Electricity is fascinating and useful—but it can also be incredibly dangerous. The electricity that flows from power plants travels at thousands of times higher voltages than the electricity in our homes. danger of death posterIf you are stupid enough to touch anything connected to power-generating equipment, you will almost certainly die a very painful and unpleasant death. So heed warnings like this one and stay well away.

The electricity that comes out of household power sockets is also plenty dangerous enough to kill you, so keep away from that too. Don't play with household power sockets under any circumstances and never take apart electrical appliances, because dangerous voltages can linger inside long after they are switched off.

If you want to learn about electricity, it's generally safe to use small (1.5 volt) flashlight batteries for your experiments; they produce relatively small voltages and electric currents that can do you no harm. Ask an adult for advice if you're not sure what's safe.

It's really important to be curious and to experiment—that's what science is all about. But it's also important to stay alive! If you're uncertain about anything electrical, be sure to leave it well alone.

Making power the modern way

Hydroelectric power plant

A typical, old-fashioned coal power station is only 35 percent efficient (it wastes over two thirds of the energy in each lump of coal), but new designs such as combined cycle power stations may be up to 50 percent efficient. Unlike in a traditional power station, hot exhaust gases produced in a combined cycle power station are not allowed to escape and waste energy, Instead, they are used to produce steam and drive a second turbine and generator. This design is up to 15 percent more efficient than a traditional power station.

Generating electricity does not always mean burning fuel. In a hydroelectric power station, the energy of rushing water is directed at a large vaned water turbine connected to an electricity generator. The water may be released from a large dammed reservoir to satisfy peak electricity demand during the daytime and pumped back up into the reservoir when electricity is cheaper at night. This is known as pumped storage. Hydroelectric power stations are environmentally friendly, but their huge dams can still be very destructive. The Three Gorges hydroelectric dam being constructed on the Yangtze river in China will displace around 1.5 million people from their homes.
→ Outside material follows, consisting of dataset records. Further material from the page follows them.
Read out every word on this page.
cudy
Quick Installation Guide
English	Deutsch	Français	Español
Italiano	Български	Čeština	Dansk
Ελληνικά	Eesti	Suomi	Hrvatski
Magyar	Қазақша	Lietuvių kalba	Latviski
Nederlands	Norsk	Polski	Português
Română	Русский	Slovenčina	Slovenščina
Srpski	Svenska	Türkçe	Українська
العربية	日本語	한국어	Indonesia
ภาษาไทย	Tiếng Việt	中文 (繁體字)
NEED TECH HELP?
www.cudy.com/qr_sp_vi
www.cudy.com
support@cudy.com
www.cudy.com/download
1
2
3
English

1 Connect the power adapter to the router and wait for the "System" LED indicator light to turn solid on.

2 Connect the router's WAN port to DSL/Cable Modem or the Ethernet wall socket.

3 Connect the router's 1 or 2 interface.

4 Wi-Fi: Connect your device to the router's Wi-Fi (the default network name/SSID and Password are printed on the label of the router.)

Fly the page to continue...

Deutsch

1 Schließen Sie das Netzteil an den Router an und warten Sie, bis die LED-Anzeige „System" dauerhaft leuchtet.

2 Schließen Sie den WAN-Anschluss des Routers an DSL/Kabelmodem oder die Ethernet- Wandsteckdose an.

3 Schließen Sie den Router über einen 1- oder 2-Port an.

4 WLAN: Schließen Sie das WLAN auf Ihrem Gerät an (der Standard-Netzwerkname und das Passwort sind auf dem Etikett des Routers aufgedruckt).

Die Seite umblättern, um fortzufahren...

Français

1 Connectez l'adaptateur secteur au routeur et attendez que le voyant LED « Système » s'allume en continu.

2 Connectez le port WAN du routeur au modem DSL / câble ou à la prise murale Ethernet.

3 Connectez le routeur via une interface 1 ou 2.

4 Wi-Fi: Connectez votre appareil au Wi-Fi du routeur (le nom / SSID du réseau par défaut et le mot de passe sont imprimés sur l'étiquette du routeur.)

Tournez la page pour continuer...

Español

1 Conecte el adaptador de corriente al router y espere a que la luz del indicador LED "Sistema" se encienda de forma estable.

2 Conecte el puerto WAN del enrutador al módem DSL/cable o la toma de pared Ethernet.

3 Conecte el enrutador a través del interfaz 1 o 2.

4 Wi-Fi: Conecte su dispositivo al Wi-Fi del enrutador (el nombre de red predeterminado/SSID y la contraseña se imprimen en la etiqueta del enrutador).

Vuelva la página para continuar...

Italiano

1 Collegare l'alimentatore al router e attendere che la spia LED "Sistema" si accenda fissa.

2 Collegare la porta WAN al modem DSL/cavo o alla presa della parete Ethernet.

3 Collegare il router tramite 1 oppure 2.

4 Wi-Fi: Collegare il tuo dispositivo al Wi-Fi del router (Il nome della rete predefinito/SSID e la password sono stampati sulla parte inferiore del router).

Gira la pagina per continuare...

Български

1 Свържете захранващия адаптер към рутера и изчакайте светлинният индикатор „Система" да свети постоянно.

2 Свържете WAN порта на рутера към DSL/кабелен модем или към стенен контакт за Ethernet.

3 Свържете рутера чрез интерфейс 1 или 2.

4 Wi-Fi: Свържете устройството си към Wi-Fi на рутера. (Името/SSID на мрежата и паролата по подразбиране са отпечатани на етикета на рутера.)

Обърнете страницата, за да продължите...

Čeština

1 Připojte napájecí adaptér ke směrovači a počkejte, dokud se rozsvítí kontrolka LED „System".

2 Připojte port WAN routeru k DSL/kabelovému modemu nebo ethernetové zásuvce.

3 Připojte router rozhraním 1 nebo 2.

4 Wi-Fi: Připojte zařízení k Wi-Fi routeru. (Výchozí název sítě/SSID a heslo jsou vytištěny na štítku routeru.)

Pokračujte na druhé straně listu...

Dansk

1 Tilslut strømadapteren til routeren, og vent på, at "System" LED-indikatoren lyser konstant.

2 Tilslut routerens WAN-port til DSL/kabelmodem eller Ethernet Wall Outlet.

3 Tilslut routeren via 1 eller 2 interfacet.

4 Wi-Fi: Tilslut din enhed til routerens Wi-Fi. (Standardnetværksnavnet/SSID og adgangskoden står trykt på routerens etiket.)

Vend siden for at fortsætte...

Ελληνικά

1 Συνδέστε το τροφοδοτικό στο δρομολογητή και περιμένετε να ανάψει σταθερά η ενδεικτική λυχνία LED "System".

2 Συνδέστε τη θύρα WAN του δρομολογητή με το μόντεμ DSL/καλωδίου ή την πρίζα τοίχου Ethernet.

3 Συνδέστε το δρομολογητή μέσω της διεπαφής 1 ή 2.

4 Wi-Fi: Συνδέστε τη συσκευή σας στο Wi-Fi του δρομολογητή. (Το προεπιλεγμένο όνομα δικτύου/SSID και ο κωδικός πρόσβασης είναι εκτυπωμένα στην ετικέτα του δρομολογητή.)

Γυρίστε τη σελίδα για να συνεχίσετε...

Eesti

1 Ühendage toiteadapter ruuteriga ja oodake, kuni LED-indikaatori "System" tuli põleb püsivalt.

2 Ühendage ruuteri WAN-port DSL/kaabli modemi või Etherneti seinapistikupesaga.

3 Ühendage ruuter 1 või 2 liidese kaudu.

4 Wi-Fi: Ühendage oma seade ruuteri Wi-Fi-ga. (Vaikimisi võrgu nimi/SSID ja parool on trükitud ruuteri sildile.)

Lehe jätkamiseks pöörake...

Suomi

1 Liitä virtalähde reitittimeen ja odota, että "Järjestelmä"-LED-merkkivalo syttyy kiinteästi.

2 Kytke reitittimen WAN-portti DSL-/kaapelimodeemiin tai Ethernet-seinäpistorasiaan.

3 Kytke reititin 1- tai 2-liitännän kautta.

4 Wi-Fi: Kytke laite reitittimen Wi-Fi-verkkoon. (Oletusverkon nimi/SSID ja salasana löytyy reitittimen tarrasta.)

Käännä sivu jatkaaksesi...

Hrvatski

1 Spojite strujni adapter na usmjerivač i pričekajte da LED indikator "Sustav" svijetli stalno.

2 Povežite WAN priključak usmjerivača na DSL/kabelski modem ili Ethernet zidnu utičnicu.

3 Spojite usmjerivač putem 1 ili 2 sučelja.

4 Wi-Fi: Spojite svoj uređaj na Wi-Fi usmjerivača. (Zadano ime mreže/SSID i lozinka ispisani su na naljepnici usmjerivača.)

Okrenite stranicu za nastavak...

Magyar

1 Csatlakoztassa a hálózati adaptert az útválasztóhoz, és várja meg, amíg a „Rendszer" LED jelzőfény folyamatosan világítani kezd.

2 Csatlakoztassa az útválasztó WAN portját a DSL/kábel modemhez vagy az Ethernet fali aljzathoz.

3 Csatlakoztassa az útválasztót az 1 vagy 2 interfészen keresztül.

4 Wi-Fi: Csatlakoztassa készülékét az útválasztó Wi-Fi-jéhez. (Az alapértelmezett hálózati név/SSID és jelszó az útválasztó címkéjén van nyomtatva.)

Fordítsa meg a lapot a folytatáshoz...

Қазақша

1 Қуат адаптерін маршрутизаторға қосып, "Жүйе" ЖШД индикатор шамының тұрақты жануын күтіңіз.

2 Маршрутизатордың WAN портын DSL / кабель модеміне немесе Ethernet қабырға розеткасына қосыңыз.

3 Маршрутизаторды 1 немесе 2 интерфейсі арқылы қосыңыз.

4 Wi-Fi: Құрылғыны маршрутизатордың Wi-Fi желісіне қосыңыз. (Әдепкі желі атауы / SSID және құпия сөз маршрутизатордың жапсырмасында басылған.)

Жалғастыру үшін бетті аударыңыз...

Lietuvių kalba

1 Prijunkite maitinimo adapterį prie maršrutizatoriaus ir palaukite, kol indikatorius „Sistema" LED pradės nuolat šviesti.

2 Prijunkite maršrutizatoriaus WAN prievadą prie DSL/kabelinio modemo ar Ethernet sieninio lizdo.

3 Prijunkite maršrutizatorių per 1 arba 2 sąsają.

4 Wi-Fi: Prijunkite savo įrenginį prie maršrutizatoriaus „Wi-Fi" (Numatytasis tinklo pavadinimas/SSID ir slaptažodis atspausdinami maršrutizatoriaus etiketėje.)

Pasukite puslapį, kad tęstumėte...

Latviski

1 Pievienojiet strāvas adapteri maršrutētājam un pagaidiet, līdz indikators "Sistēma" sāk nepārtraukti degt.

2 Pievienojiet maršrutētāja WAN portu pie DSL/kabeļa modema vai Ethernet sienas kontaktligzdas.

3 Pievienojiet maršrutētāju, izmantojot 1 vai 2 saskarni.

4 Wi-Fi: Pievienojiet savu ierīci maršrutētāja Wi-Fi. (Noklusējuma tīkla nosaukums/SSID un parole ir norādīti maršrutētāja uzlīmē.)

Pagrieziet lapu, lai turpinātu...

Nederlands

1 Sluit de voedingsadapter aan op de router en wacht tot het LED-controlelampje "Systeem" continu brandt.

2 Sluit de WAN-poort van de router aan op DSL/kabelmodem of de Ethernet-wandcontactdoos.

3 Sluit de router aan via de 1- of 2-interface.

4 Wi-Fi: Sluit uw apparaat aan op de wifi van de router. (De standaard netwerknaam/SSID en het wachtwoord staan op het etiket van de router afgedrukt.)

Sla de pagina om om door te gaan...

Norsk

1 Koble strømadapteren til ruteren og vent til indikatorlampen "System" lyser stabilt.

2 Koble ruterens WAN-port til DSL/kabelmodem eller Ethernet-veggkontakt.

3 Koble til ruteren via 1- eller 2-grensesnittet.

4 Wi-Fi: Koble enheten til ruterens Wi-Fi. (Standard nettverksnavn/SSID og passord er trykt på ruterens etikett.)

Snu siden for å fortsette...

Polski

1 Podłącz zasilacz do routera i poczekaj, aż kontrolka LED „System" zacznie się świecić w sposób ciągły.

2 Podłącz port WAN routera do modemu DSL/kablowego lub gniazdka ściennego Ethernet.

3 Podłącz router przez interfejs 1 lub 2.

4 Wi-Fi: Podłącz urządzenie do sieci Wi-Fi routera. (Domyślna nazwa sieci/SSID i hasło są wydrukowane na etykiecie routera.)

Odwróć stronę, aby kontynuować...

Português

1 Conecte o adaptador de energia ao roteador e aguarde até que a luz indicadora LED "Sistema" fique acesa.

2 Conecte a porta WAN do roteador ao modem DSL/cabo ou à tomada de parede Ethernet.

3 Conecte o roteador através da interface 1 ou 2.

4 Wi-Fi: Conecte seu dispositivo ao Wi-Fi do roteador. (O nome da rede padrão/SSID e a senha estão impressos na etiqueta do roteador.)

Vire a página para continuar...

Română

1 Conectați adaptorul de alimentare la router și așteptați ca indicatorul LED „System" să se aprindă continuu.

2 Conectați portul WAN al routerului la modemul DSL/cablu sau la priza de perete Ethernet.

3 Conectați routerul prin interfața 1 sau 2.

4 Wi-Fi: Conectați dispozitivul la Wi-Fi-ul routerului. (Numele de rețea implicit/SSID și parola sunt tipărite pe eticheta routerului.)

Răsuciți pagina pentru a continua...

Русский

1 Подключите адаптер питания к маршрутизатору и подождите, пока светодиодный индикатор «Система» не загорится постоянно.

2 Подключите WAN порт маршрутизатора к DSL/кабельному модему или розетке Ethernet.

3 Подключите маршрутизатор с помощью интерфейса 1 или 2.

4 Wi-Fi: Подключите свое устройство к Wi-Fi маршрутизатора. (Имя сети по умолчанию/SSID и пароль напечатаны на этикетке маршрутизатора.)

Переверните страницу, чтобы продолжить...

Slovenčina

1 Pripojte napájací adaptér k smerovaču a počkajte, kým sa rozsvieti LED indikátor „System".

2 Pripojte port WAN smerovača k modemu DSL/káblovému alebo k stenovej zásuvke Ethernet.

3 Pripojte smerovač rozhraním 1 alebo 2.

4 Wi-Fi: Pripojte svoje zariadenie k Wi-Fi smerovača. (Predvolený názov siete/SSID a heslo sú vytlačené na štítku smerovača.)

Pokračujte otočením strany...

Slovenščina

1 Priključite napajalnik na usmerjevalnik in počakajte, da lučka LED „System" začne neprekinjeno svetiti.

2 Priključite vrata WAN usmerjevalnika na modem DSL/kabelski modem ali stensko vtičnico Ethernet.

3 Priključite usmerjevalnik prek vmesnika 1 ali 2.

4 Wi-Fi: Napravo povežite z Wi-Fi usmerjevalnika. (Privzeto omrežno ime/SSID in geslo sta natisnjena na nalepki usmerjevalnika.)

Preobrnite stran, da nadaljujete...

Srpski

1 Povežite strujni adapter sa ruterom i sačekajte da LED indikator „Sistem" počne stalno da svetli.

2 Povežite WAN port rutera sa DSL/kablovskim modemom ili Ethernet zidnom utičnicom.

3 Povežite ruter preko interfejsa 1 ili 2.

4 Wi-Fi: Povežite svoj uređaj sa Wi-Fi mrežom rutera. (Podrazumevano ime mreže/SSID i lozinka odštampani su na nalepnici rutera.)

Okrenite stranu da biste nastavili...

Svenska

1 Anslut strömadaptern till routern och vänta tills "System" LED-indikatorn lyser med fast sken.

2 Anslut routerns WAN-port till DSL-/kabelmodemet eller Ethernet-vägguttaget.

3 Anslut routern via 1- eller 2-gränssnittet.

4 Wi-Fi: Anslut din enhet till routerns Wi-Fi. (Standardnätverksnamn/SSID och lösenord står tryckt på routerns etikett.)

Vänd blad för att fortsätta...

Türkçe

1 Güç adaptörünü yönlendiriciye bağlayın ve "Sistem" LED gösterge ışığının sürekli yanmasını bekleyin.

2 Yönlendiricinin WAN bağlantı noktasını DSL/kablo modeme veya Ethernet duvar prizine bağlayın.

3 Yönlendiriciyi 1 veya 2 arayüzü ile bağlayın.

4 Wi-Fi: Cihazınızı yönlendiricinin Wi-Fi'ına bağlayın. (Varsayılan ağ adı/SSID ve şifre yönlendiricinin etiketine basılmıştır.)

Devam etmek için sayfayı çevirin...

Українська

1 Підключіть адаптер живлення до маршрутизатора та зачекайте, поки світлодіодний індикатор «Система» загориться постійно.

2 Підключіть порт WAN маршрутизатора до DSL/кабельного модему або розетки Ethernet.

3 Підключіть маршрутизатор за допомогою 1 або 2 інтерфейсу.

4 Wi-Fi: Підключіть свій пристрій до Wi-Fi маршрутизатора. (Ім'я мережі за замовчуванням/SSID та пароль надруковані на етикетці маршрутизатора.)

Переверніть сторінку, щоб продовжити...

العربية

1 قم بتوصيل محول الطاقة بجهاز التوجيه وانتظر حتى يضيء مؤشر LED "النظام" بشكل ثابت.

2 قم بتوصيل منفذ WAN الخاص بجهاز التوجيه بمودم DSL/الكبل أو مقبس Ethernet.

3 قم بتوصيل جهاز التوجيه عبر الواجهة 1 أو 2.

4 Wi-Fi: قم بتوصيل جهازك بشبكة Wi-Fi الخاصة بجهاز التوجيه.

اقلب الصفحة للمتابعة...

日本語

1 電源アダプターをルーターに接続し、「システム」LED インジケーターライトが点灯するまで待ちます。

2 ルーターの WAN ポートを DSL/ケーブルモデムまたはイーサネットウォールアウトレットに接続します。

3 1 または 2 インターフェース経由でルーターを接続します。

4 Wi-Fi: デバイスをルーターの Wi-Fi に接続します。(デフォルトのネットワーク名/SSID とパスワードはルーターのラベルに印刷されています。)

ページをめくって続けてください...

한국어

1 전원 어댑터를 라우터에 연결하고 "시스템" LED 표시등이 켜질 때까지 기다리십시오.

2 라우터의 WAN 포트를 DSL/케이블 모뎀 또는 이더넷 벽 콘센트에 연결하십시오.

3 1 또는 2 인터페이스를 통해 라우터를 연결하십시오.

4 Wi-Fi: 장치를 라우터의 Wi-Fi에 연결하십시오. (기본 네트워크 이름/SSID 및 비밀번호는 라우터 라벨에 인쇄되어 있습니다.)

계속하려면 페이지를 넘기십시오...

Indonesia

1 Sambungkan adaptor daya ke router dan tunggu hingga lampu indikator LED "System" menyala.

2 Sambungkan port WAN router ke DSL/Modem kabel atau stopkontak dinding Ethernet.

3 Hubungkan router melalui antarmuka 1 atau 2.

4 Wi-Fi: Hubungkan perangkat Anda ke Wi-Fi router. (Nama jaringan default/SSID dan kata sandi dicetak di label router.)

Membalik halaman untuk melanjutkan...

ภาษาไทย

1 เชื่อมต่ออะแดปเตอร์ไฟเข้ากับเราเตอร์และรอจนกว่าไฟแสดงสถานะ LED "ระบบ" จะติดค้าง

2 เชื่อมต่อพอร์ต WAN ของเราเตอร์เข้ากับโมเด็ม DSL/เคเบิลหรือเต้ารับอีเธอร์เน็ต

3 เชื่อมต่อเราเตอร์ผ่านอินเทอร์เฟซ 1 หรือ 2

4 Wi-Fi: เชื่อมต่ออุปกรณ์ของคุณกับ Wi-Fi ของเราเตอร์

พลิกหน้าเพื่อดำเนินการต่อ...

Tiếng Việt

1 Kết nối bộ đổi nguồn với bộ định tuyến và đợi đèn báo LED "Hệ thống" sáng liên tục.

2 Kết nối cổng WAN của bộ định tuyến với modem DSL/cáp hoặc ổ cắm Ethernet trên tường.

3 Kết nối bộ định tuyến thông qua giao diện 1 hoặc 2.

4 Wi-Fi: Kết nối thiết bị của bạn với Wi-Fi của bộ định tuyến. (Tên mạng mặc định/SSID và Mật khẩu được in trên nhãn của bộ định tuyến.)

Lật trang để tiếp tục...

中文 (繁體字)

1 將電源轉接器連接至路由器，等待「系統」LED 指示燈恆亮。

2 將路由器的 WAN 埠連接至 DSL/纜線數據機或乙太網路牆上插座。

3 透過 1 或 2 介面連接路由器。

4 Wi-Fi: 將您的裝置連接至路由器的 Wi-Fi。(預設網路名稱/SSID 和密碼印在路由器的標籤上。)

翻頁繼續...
Photo: Ice Harbor hydroelectric dam produces electricity when water rushes through its turbines. Photo by US Army Corps of Engineers courtesy of US DOE/NREL (US Department of Energy/National Renewable Energy Laboratory).

The generation game

An electric motor turns electrical energy into mechanical energy by making a dense coil of iron wire spin around between the poles of a magnet. An electric generator works in exactly the opposite way.

Back in 1831, British chemist Michael Faraday (1791–1867) found that when he rotated a copper disc between the poles of a magnet an electric current was produced. Electric generators, from the tiny dynamos on bicycle lamps to the massive machines producing electricity for entire cities, still work in exactly the same way today.

When a loop of metal rotates in the magnetic field produced by a magnet, an electric current is induced (generated) in the metal. If the coil is connected by terminals to a load, such as a flashlight bulb, the current will flow through the lamp and make it light up. The amount of current produced depends on how big the coil is, how strong the magnets are, and how fast the coil is turned.